There was a great deal of talk about the number of Catholics he was appointing to important posts, and when he issued the Declaration for Liberty of Conscience, this was seen as a scheme to establish Papal Supremacy in England.
It was discussed over meals. There would be Thomas Willerby, Gregory and my father all earnestly asking themselves and each other what the outcome would be. Robert Frinton sometimes joined them, and although he came of a Catholic family and would have welcomed freedom for all opinions, he could see that Catholicism would never be accepted in England, for the people had sternly set their faces against it since the reign of Bloody Mary. They still remembered the Smithfield fires when so many Protestants had been burned at the stake. It had happened more than a hundred years before, but the memory remained.

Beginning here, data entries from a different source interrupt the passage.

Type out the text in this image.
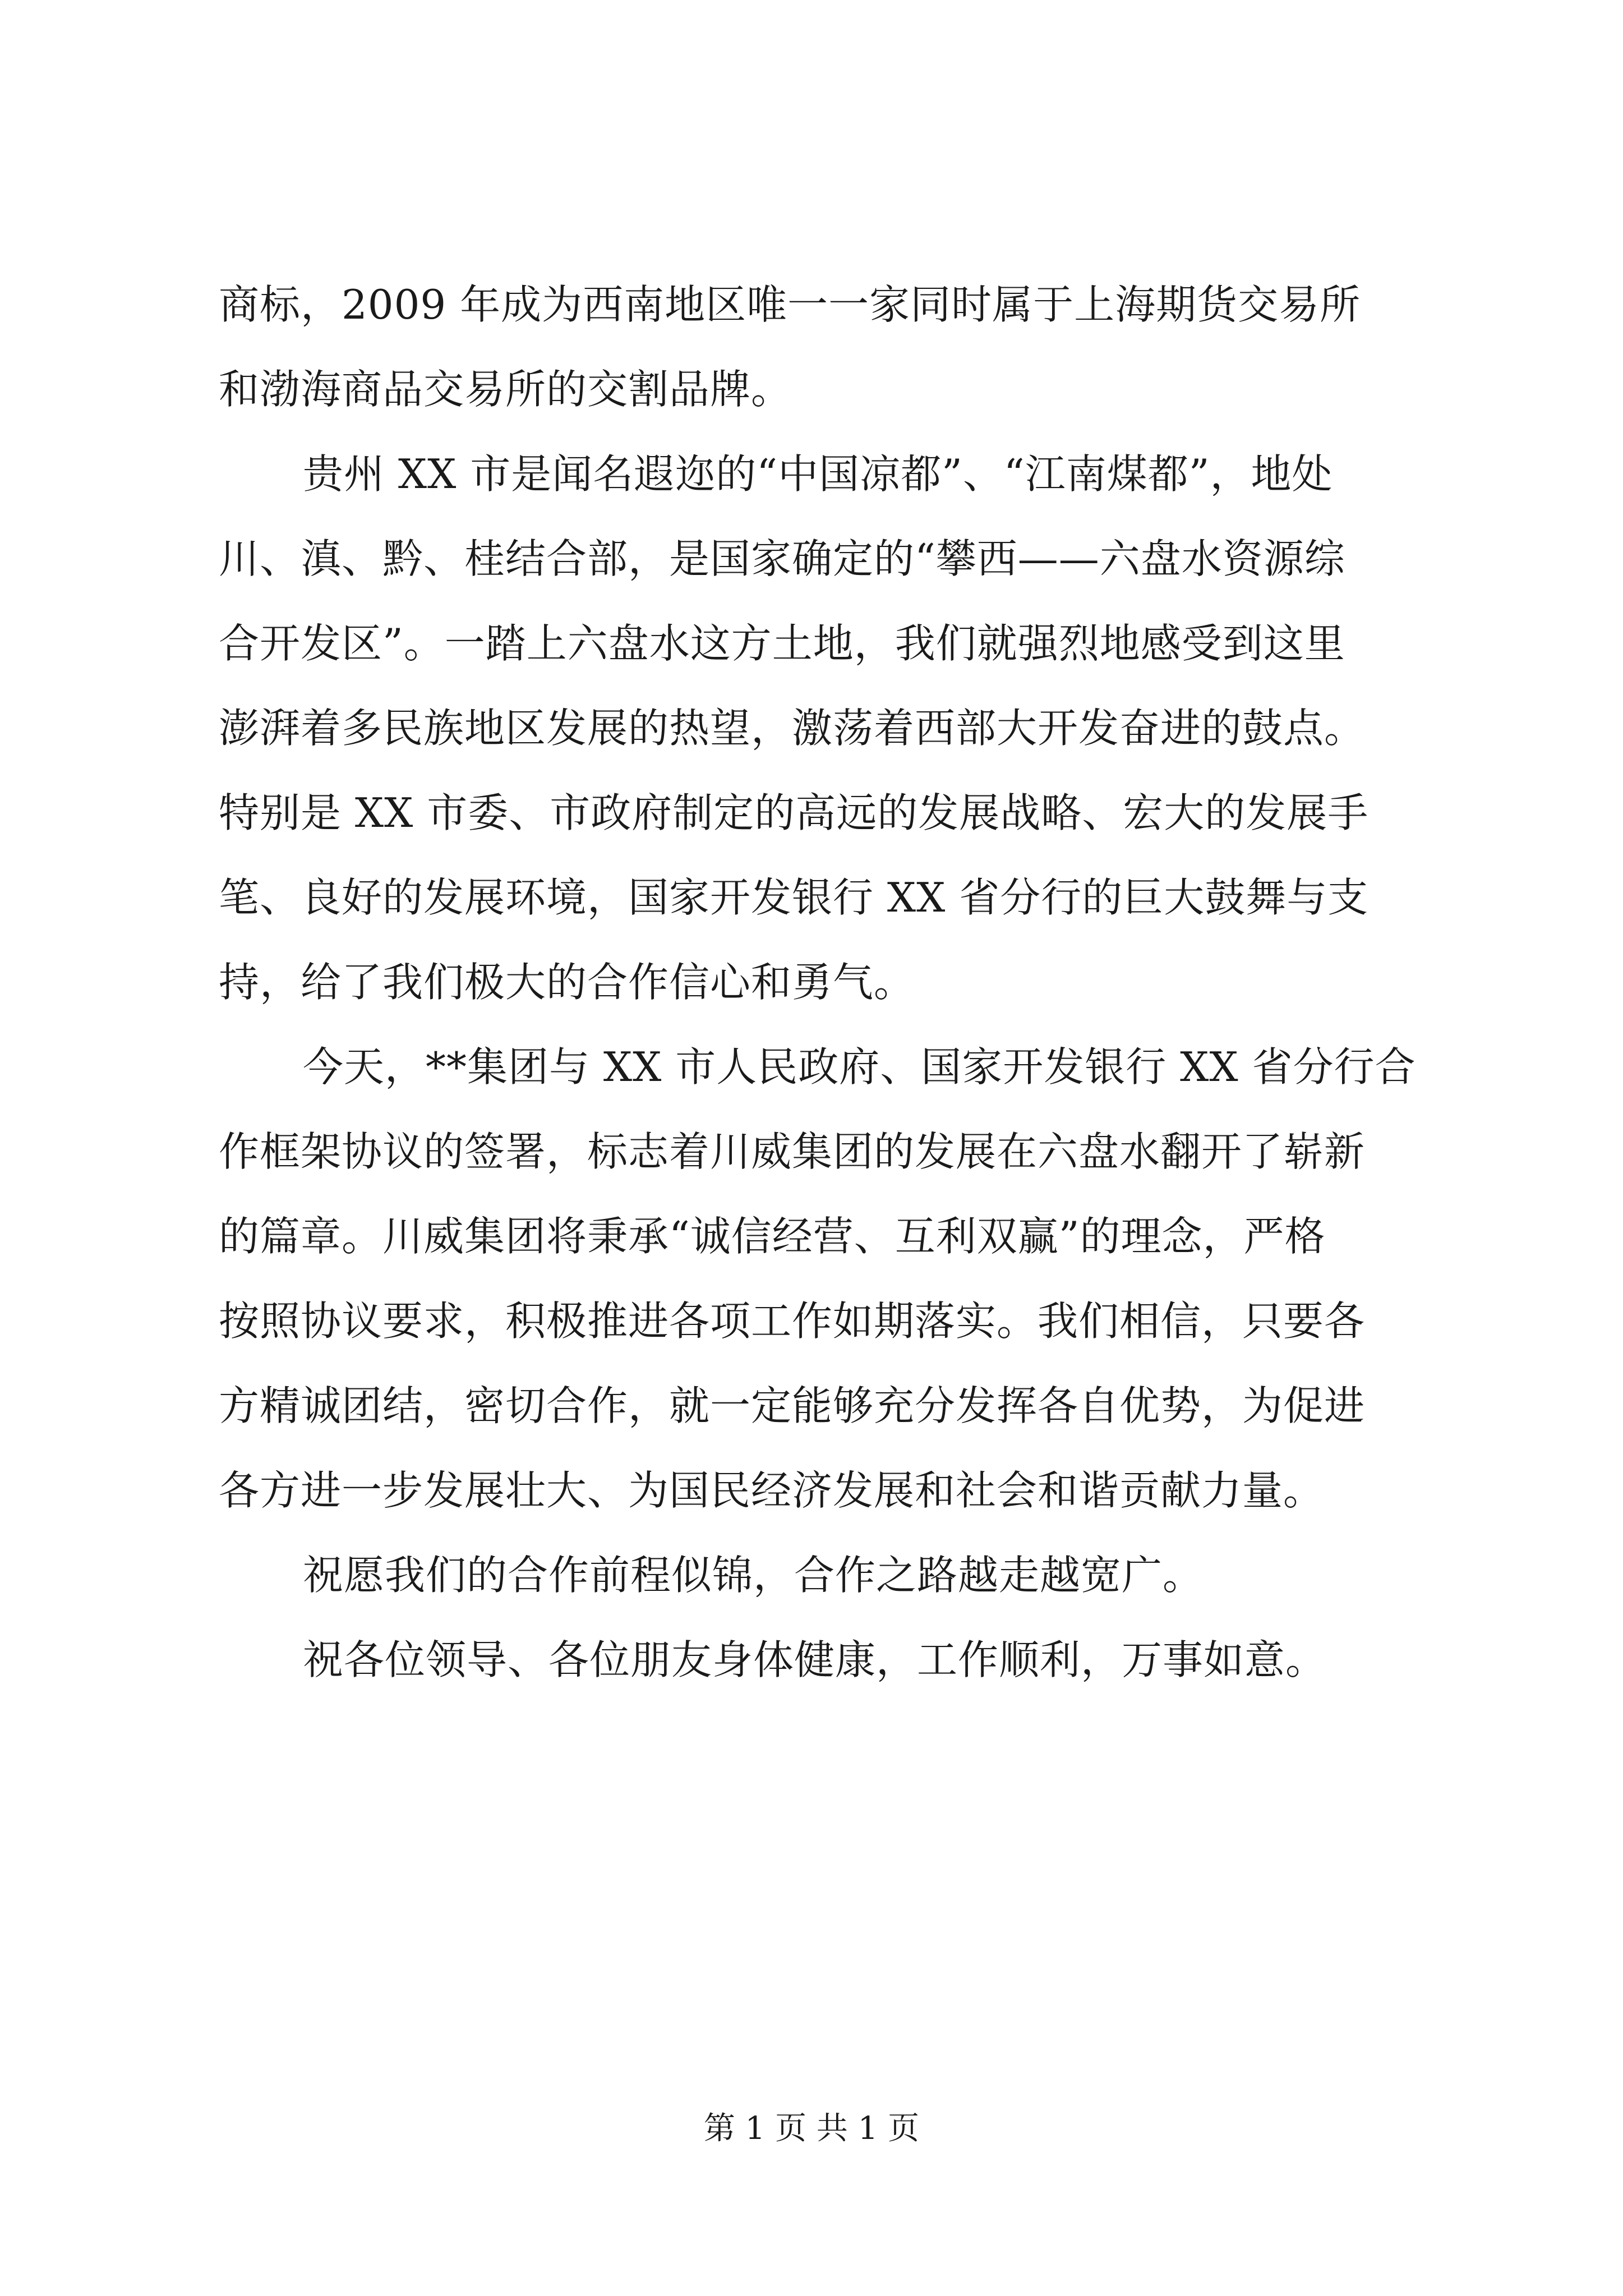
商标，2009 年成为西南地区唯一一家同时属于上海期货交易所
和渤海商品交易所的交割品牌。
贵州 XX 市是闻名遐迩的“中国凉都”、“江南煤都”，地处
川、滇、黔、桂结合部，是国家确定的“攀西——六盘水资源综
合开发区”。一踏上六盘水这方土地，我们就强烈地感受到这里
澎湃着多民族地区发展的热望，激荡着西部大开发奋进的鼓点。
特别是 XX 市委、市政府制定的高远的发展战略、宏大的发展手
笔、良好的发展环境，国家开发银行 XX 省分行的巨大鼓舞与支
持，给了我们极大的合作信心和勇气。
今天，**集团与 XX 市人民政府、国家开发银行 XX 省分行合
作框架协议的签署，标志着川威集团的发展在六盘水翻开了崭新
的篇章。川威集团将秉承“诚信经营、互利双赢”的理念，严格
按照协议要求，积极推进各项工作如期落实。我们相信，只要各
方精诚团结，密切合作，就一定能够充分发挥各自优势，为促进
各方进一步发展壮大、为国民经济发展和社会和谐贡献力量。
祝愿我们的合作前程似锦，合作之路越走越宽广。
祝各位领导、各位朋友身体健康，工作顺利，万事如意。
第 1 页 共 1 页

The King should have seen disaster approaching, but blithely he pursued the course, turning his face away from the will of the people; and when the seven bishops, who refused to accept the declaration, were arrested and taken to the Tower, there was a general murmuring throughout the country.
On the day of the trial my mother implored my father not to go to London, and to please her he desisted; but it was against his nature. He was born to fight and to fight recklessly. One would have thought his experiences in the Monmouth Rebellion would have taught him a lesson; but he was the sort of man who would never learn from that kind of experience. When he supported a cause, he did so wholeheartedly.
Everyone now knows the outcome of the trial, how the verdict was not guilty, and how those in court cheered until they were hoarse, how the people waited in the streets to welcome the seven bishops, how the whole of London was en fete.
Foolish James, he should have known; but so much did he believe in his right to the throne that he could not conceive that it could be taken away from him. The Queen had just given him a son, and the country must surely be delighted with a male heir, but a baby could not save him now.
I was getting anxious about Leigh at this point because there was so much talk about William of Orange and his wife Mary, and there were hints that they were to be invited to England to take the throne. It was three years since James had been crowned, and in that short time his actions had brought him to this state. There could not be a more unpopular man in the country than its King.
“The trouble with him is,” said my father, “that he is not content to be a Catholic—which the country might have accepted. He wants to be a Catholic reigning over a Catholic country. I know that certain ministers have been in touch with William.”
“As long as they don’t start fighting,” said my mother, “I don’t care what King we have.”